Other creative types, please feel free to chip in with your own favorite self-defeating tactic.
Words worth a thousand pictures
I’ve been reading Neil Gaiman’s Neverwhere recently – fulfilling my duties as both a Sandman devotee and a literary Chicagoan, since the book is April’s selection in our Public Library’s “One Book, One Chicago” program. As any Gaiman reader would expect, the story is propulsive and chock-full of rich world-building and encyclopedic literary allusions. But at times, I feel like the strictures of prose lead to pitfalls that a comic book would skip over: some of the characterizations are a bit too on-the-nose, and descriptive passages occasionally lean on triteness.
And then I come across a passage like this one (which I quote here without context in order to prevent spoilage):
“The marquis felt, then, that much of what he had gone through in the previous week was made up for by the expression on Hunter’s face.”
Only pure prose can render that moment so perfectly. In a comic book, the expression on Hunter’s face would have to be drawn by an artist, who interprets the meaning of the sentence and the scene a certain way. The reader’s interpretation of that drawing may, in turn, diverge from the artist’s intent, but will nevertheless be restricted to the range of emotions conveyed by a particular physical image.

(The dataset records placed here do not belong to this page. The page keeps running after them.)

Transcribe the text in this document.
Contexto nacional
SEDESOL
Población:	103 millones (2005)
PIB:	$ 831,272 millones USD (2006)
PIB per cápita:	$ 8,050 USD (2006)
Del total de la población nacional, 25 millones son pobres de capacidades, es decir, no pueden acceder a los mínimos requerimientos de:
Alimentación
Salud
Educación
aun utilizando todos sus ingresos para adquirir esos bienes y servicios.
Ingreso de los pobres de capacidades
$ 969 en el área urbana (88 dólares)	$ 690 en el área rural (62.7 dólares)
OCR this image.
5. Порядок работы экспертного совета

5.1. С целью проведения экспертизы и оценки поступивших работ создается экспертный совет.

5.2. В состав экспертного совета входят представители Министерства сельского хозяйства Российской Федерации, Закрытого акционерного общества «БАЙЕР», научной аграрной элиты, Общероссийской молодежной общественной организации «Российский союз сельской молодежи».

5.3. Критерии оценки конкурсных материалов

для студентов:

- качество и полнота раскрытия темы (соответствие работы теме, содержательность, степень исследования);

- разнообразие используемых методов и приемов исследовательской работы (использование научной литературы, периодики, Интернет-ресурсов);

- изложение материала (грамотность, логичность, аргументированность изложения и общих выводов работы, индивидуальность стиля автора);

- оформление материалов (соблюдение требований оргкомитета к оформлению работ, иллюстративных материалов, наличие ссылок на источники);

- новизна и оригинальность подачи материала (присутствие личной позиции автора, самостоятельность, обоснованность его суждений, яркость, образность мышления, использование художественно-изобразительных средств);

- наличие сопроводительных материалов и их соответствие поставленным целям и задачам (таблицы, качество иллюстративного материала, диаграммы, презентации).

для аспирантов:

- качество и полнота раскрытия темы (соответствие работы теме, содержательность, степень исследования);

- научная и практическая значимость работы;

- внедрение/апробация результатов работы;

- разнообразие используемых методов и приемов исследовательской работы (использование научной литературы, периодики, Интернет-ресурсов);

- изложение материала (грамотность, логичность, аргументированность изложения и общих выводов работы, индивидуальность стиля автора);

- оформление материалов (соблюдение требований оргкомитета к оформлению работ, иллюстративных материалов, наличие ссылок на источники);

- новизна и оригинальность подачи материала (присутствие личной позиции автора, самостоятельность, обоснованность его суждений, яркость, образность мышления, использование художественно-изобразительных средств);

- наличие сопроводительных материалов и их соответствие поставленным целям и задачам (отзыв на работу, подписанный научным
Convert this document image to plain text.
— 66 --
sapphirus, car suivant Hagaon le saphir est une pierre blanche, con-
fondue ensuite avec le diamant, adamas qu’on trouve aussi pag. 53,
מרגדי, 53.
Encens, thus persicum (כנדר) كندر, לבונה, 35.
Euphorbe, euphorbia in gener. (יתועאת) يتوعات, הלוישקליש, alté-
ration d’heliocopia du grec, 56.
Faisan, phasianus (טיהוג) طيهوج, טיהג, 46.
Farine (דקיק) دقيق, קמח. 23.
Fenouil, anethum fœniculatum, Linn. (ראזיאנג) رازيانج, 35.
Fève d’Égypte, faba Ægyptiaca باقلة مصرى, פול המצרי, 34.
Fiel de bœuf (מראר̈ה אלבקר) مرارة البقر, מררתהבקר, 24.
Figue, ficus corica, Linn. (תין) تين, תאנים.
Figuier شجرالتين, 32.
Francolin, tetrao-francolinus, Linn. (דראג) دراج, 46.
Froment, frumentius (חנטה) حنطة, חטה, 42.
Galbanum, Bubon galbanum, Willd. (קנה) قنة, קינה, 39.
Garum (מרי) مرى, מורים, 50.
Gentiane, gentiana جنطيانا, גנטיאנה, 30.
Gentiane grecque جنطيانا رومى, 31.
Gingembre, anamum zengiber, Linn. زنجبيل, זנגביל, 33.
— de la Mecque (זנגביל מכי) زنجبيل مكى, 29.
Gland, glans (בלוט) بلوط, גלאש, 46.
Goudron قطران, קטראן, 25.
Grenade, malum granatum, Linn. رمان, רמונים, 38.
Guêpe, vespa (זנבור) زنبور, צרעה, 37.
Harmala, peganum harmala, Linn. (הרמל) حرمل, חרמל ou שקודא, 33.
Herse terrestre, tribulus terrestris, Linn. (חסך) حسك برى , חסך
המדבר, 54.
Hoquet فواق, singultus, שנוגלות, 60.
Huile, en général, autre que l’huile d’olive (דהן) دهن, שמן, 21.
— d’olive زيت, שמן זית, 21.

As it stands, that passage encapsulates the competitive advantage of a verbal medium. By relying on the limitless malleability of language, Gaiman allows every reader to process the meaning in her own way. In that sentence, Hunter’s expression might be one of anger, shock, bemusement, respect, relief, astonishment, joy, disbelief. It might contain any combination of those emotions. So it contains all of them, while stating none of them. It’s a Schrödinger paradox of a sentence. It forces the reader to do a bit of work, to invest himself in a way that a visual medium cannot.